De raad heeft in de desbetreffende planregels open normen als ‘passende maatvoeringsnormen’ en ‘voldoende stedenbouwkundige kwaliteit’ opgenomen. Dergelijke normen bieden naar het oordeel van de Afdeling onvoldoende duidelijkheid over de daarmee toegestane bouw- en gebruiksmogelijkheden. Weliswaar is in paragraaf 2.3 van de ‘Beleidsregel stedenbouwkundig kader Retailpark Belvédère, 1e herziening 2021’ per zogenoemd cluster weergegeven wat daaronder moet worden verstaan, maar de verbeelding en de planregels zelf bieden onvoldoende inzicht in de bouw- en gebruiksmogelijkheden van het plan. Daarmee biedt het plan zelf in dit geval onvoldoende rechtszekerheid aan de (toekomstige) eigenaren en gebruikers van gronden in en buiten de betrokken delen van het plangebied.
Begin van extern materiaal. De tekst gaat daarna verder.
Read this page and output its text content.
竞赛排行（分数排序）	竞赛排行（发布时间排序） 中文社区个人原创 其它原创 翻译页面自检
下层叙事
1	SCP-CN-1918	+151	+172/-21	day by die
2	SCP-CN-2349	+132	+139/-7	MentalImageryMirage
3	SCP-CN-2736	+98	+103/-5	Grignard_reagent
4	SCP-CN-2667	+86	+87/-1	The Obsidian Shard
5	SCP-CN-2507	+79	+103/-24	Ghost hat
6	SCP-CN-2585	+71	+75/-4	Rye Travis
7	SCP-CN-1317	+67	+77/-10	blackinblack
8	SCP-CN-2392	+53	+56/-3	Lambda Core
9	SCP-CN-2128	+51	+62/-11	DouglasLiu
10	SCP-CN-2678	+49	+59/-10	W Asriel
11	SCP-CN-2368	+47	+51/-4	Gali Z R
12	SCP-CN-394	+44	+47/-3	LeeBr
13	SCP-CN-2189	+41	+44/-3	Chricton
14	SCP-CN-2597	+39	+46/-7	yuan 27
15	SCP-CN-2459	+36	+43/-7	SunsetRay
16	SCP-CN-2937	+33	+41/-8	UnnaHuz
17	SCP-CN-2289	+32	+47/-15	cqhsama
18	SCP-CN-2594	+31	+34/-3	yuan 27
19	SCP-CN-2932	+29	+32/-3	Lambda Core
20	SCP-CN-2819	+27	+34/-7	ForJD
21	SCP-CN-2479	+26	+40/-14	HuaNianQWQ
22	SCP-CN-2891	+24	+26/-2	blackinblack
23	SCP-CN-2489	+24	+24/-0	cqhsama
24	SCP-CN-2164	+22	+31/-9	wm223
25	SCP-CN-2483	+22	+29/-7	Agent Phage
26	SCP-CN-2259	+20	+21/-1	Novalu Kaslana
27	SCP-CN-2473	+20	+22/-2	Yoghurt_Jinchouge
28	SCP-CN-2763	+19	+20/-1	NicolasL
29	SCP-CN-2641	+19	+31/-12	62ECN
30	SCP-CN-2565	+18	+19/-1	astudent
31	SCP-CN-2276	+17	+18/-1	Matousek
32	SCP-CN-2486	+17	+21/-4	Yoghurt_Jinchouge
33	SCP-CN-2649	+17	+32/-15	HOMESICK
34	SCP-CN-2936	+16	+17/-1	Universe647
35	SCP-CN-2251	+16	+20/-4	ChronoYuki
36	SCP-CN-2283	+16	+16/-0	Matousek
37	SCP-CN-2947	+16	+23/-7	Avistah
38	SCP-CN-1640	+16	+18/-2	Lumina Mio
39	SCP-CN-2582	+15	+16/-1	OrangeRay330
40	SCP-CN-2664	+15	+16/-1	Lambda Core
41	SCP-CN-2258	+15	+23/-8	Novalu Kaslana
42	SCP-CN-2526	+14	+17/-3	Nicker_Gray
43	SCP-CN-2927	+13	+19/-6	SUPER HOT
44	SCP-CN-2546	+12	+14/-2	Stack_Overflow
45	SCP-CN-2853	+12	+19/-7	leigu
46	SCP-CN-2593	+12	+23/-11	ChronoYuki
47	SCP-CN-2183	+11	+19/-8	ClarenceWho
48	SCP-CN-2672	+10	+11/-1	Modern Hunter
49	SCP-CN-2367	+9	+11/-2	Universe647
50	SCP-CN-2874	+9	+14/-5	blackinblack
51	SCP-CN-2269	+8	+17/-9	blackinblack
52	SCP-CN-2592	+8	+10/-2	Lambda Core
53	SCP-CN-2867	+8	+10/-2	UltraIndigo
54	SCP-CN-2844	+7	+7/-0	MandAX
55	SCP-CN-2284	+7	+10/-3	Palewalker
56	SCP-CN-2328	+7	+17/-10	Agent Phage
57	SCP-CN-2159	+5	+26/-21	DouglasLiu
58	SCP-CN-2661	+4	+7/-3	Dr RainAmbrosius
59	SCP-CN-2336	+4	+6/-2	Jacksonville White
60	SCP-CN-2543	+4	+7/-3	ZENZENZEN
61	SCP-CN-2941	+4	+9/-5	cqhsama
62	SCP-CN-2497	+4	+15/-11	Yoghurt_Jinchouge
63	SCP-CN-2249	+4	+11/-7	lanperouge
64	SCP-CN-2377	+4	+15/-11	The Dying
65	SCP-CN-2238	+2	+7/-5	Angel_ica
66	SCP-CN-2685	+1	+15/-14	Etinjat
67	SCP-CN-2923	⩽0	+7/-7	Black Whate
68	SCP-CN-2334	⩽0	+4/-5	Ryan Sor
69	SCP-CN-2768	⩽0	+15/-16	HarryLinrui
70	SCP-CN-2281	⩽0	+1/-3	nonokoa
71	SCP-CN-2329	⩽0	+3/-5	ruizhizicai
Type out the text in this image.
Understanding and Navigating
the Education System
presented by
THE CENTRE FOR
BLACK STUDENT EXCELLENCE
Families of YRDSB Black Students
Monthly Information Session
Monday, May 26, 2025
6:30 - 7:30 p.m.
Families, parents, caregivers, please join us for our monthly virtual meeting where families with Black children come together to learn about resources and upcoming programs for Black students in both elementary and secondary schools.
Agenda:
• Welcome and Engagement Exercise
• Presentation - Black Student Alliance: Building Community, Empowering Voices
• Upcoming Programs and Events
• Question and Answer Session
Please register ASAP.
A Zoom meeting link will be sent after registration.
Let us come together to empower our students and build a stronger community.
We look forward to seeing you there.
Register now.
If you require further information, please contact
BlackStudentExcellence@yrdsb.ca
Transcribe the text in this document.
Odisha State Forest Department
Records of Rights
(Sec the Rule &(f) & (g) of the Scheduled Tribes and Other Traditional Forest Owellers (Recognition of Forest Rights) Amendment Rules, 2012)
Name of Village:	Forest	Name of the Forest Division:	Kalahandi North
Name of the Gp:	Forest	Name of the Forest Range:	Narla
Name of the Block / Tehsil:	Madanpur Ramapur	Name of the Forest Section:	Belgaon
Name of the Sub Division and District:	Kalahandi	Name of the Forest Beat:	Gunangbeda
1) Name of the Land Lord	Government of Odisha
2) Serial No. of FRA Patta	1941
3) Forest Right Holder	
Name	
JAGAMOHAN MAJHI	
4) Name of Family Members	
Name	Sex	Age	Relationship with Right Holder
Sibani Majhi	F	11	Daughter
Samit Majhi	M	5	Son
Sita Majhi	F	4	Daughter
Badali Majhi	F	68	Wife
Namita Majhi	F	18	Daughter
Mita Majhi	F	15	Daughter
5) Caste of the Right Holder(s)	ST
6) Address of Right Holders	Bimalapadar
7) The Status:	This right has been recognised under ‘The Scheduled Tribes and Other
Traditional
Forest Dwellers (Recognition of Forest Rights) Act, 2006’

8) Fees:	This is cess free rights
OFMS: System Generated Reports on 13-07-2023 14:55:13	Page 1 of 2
Behoudens waar mag worden gebouwd, stellen de verbeelding en de planregels immers verder geen beperkingen aan de aard en omvang van de toegelaten bebouwing op gronden met de bestemmingen ‘Detailhandel – PDV+" en ‘Gemengd – Transformatie’. Naar het oordeel van de Afdeling hadden onderdelen van de daarop betrekking hebbende normering, als opgenomen in de beleidsregel, zoals bijvoorbeeld de toegestane maatvoering, in de planregels zelf moeten worden opgenomen, eventueel in combinatie met aanduidingen opgenomen op de verbeelding en met in de planregels opgenomen flexibiliteitsbepalingen. Maar de planregels en eventueel tevens de verbeelding hadden ook andere nadere concrete en objectieve aanknopingspunten kunnen bevatten. Zo had in de planregels bijvoorbeeld kunnen worden aangegeven dat de ‘passendheid’ van maatvoering(snormen) betekent dat de voorziene bebouwing – als de raad dat met de term passend op het oog heeft – qua omvang, hoogte en situering dient aan te sluiten bij de bebouwing in de directe omgeving. De planregels en de verbeelding bevatten evenmin voldoende concrete en objectieve aanknopingspunten voor wat onder een voldoende stedenbouwkundige kwaliteit moet worden verstaan. Voor dit oordeel is mede van betekenis dat deze open norm – anders dan bijvoorbeeld de open norm van ‘voldoende parkeergelegenheid’ – ziet op een breed facet van een goede ruimtelijke ordening met naar aard en omvang aanzienlijke effecten voor de omgeving.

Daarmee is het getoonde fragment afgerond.